There’s the apron with all of the flowers on. Lots of stitches, lots of flowers. I like it, but until today haven’t quite been able to pinpoint why it isn’t quite right. I will finish it, and it will be a piece of work along the way. It will be fine.
After finishing the MA, Bo Jones and I decided we needed to keep going, we needed a focus. By working alongside in occasional, sporadic, higgledy piggledy collaboration we both learned a thing or two.
One of the things I learned was the essence of stitch. That chain stitch and French knots and composite stitches and laid work (see apron) were all very well, but the essence of stitch was up and down. That’s it really. Up. Down.
A stitch fixes one thing to another with a short line. Then you make a longer line. Sometimes my lines follow words. But mostly they go up and down in straight(ish) lines. That’s all I need them to do. Sometimes the stitch just goes through. The only thing it fixes is itself. The line.
There you go: my materials research. The product of a year’s work. Up. And down. And possibly up again.
But… What you stitch with and onto. That’s the real tricky bit.
These marks I make at the moment are mere smudges.
I take apart a garment to get at the warp and weft threads, printed cotton works best, because then what I do is stitch a ghost of the pattern onto something else… A smudge of one person up against another. A tell-tale mark of how one person has touched another…. And I use the word touch in the loosest of ways.
One person affecting, mending, loving another…

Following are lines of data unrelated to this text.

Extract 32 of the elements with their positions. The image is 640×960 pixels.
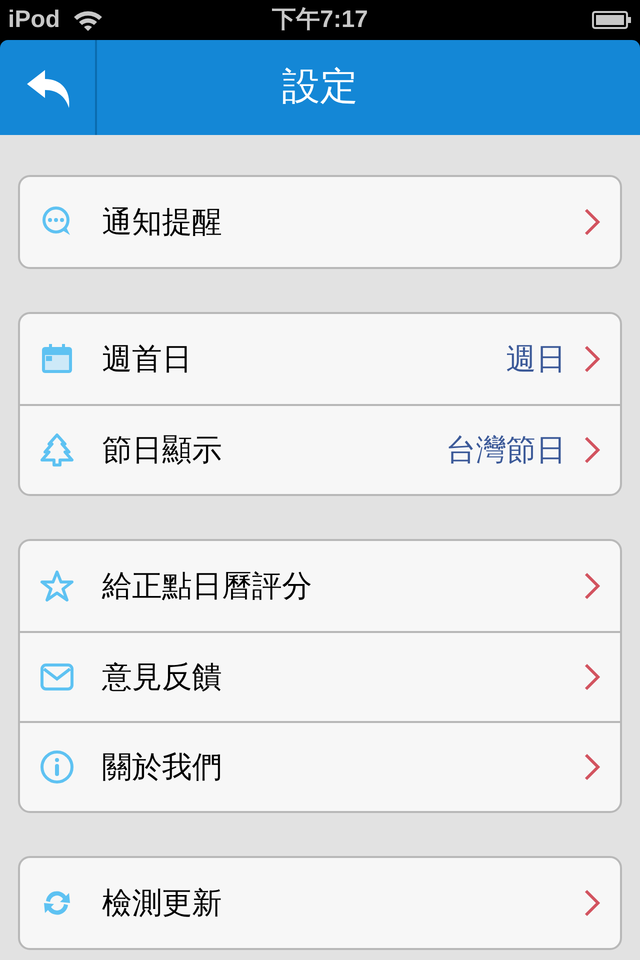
- settings-row[interactable]: 節日顯示 台灣節日: [20, 404, 620, 494]
- chevron-icon: [584, 208, 600, 236]
- row-label: 給正點日曆評分: [102, 568, 312, 604]
- settings-row[interactable]: 關於我們: [20, 721, 620, 811]
- calendar-icon: [40, 342, 74, 376]
- settings-row[interactable]: 給正點日曆評分: [20, 541, 620, 631]
- battery-icon: [592, 10, 632, 30]
- chevron-icon: [584, 436, 600, 464]
- chevron-icon: [584, 753, 600, 781]
- settings-row[interactable]: 檢測更新: [20, 858, 620, 948]
- chevron-icon: [584, 572, 600, 600]
- info-icon: [40, 750, 74, 784]
- tree-icon: [40, 433, 74, 467]
- chevron-icon: [584, 663, 600, 691]
- back-icon: [24, 68, 70, 108]
- star-icon: [40, 569, 74, 603]
- chevron-icon: [584, 889, 600, 917]
- settings-row[interactable]: 通知提醒: [20, 177, 620, 267]
- settings-row[interactable]: 意見反饋: [20, 631, 620, 721]
- settings-row[interactable]: 週首日 週日: [20, 314, 620, 404]
- row-label: 週首日: [102, 342, 192, 378]
- row-label: 節日顯示: [102, 432, 222, 468]
- row-value: 週日: [506, 342, 566, 378]
- row-label: 關於我們: [102, 750, 222, 786]
- row-value: 台灣節日: [446, 432, 566, 468]
- screen-title: 設定: [282, 65, 358, 110]
- status-time: 下午7:17: [272, 5, 368, 35]
- row-label: 意見反饋: [102, 660, 222, 696]
- chevron-icon: [584, 345, 600, 373]
- row-label: 檢測更新: [102, 886, 222, 922]
- carrier-name: iPod: [8, 5, 60, 35]
- row-label: 通知提醒: [102, 204, 222, 240]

It’s more than a stain, and less than a stain. The stitches can’t be washed out. (I know, sometimes neither can the stain.) Sometimes it can be unpicked. Sometimes it can’t. Sometimes if you unpick it you can still see the needle holes. Some fabric forgives the needle. Some does not. Some starts to unravel from the hole. All of these elements are important.
The research continues into the objects being taken apart and the objects being stitched into. What are they, who do they signify?
Sometimes it’s complicated. The child’s old linen dress I repair is not my child, is not me, but perhaps my mother. I mend it with a fragment of a long worn out skirt given to me, by her friend. I stitch them together with the threads taken from a girl’s dress… Who is doing the mending? What is it that needs repair? I’m reassuring my mother. And she tells me it’s ok. She died 21 years ago. But she is still telling me it’s ok. And I’m telling her I know.